Quand la musique devient nuisance… Tout a commencé l'année dernière à Stockholm, où Volkswagen (les voitures) et le site rolighetsteorin.se ont fomenté un coup médiatique en dotant la station de métro Odenplan d'un « escalier piano ». Chaque marche foulée émet une note, et le tout a l'aspect d'un clavier géant, avec touches noires et touches blanches. La fréquentation de l'escalier a grimpé de 66%, celle de l'escalator adjacent a baissé d'autant, et la vidéo fait un tabac. Ce que l'histoire ne dit pas, c'est qu'aux heures d'affluence, ce gadget monumental fait un bruit d'enfer, et que les employés de la station n'en peuvent plus. L'idée n'est pas neuve : les musical stairs des Musées des Sciences de Minneapolis et de Boston ont amusé plusieurs générations d'Américains, et les amateurs de nanars cinématographiques se souviennent de Big (1988), où Tom Hanks foulait un « plancher piano » resté dans les annales (la scène a été parodiée chez Les Simpsons).

Or voilà que le métro de Milan vient d'installer un « escalier piano » à la station Duomo, très fréquentée par les touristes. Quand on sait qu'en italien, escalier musical se dit scala musicale et que le Duomo (la cathédrale) n'est pas loin du Teatro alla Scala, on apprécie la finesse du concept. Aucun jeu de mots n'est apparemment possible entre escalier musical et Opéra Bastille. Cela épargne peut-être les oreilles des usagers de la RATP.

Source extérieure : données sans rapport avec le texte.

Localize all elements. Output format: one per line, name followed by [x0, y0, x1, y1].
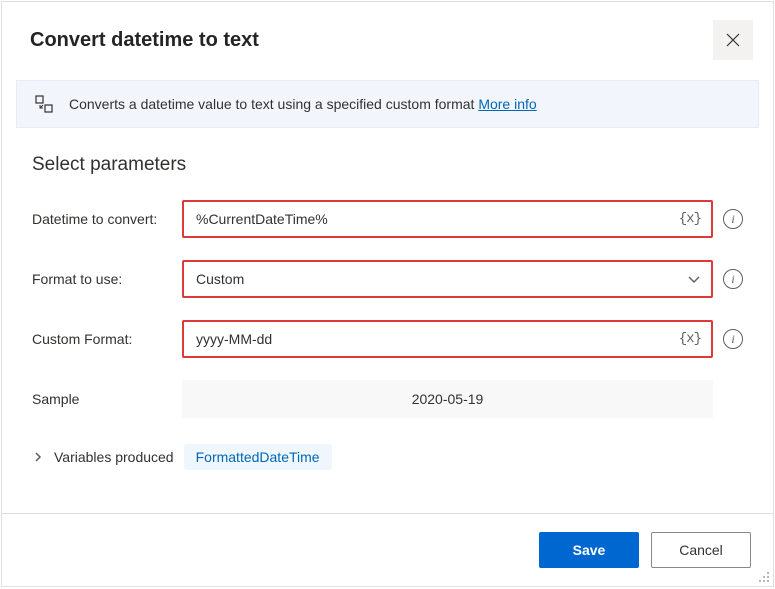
- dialog-header: Convert datetime to text: [2, 2, 773, 72]
- chevron-down-icon: [687, 272, 701, 286]
- save-button[interactable]: Save: [539, 532, 639, 568]
- info-banner: Converts a datetime value to text using …: [16, 80, 759, 128]
- close-icon: [726, 33, 740, 47]
- input-custom-format-value: yyyy-MM-dd: [196, 331, 679, 347]
- more-info-link[interactable]: More info: [478, 96, 536, 112]
- variable-badge[interactable]: FormattedDateTime: [184, 444, 332, 470]
- variable-picker-icon[interactable]: {x}: [679, 211, 701, 227]
- sample-output: 2020-05-19: [182, 380, 713, 418]
- convert-action-icon: [35, 95, 53, 113]
- info-icon-datetime[interactable]: i: [723, 209, 743, 229]
- variables-produced-label: Variables produced: [54, 449, 174, 465]
- select-format-value: Custom: [196, 271, 687, 287]
- sample-value: 2020-05-19: [412, 391, 484, 407]
- input-datetime-to-convert[interactable]: %CurrentDateTime% {x}: [182, 200, 713, 238]
- dialog-title: Convert datetime to text: [30, 29, 259, 52]
- resize-grip-icon[interactable]: [756, 569, 770, 583]
- label-format: Format to use:: [32, 271, 182, 287]
- row-custom-format: Custom Format: yyyy-MM-dd {x} i: [32, 320, 743, 358]
- label-sample: Sample: [32, 391, 182, 407]
- dialog-footer: Save Cancel: [2, 513, 773, 586]
- info-icon-format[interactable]: i: [723, 269, 743, 289]
- label-custom-format: Custom Format:: [32, 331, 182, 347]
- section-title: Select parameters: [32, 154, 743, 176]
- chevron-right-icon: [32, 451, 44, 463]
- select-format-to-use[interactable]: Custom: [182, 260, 713, 298]
- variable-picker-icon[interactable]: {x}: [679, 331, 701, 347]
- info-banner-text: Converts a datetime value to text using …: [69, 96, 537, 112]
- cancel-button[interactable]: Cancel: [651, 532, 751, 568]
- dialog-content: Select parameters Datetime to convert: %…: [2, 128, 773, 513]
- close-button[interactable]: [713, 20, 753, 60]
- row-sample: Sample 2020-05-19: [32, 380, 743, 418]
- row-format: Format to use: Custom i: [32, 260, 743, 298]
- dialog-convert-datetime: Convert datetime to text Converts a date…: [1, 1, 774, 587]
- variables-produced-row[interactable]: Variables produced FormattedDateTime: [32, 444, 743, 470]
- input-datetime-value: %CurrentDateTime%: [196, 211, 679, 227]
- info-icon-custom-format[interactable]: i: [723, 329, 743, 349]
- banner-description: Converts a datetime value to text using …: [69, 96, 478, 112]
- label-datetime: Datetime to convert:: [32, 211, 182, 227]
- row-datetime: Datetime to convert: %CurrentDateTime% {…: [32, 200, 743, 238]
- input-custom-format[interactable]: yyyy-MM-dd {x}: [182, 320, 713, 358]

lundi 18 janvier 2010 à 00h24
Pourquoi les airs en majeur, comme Singin'in the rain, sont-ils plus joyeux que les airs en mineur, tel Another Brick in the wall des Pink Floyd ? C'est la grave question que se sont posée les chercheurs en neurosciences de l'Université de Durham en Caroline du Nord (Etats-Unis). Ils ont d'abord mis en parallèle la musique (sept-mille-cinq-cents mélodies classiques occidentales et chansons folkloriques finlandaises) et la langue (américaine). Première découverte : un rythme soutenu est plus dynamisant qu'un rythme lent. Deuxième découverte : les tierces mineures sont quinze fois plus nombreuses dans les morceaux en mineur que dans les morceaux en majeur. Ils ont alors fait lire à une dizaine de volontaires des textes optimistes (« J'ai gagné au loto ») et d'autres, plus moroses (« Mon divorce se passe mal »), en se concentrant sur la façon dont ceux-ci prononçaient les voyelles : les fréquences vocales étaient proches du mode majeur dans le premier cas, du mineur dans le second. Ils ont recommencé avec des Chinois parlant le mandarin : mêmes remarques. Ultime découverte : ces constatations se retrouvent dans différentes cultures, ce qui corrobore la théorie de la communauté des racines biologique entre des groupes humains très éloignés les uns des autres. Le compte-rendu de l'expérience est paru dans le très sérieux Journal of the Acoustical Society in America. Comme le faisait méchamment remarquer Debussy, l'Orphée de Gluck pourrait chanter « J'ai retrouvé mon Eurydice, rien n'égale mon bonheur », sur le même air que « J'ai perdu mon Eurydice, rien n'égale mon malheur ». Peut-être parce que l'air en question est en fa majeur.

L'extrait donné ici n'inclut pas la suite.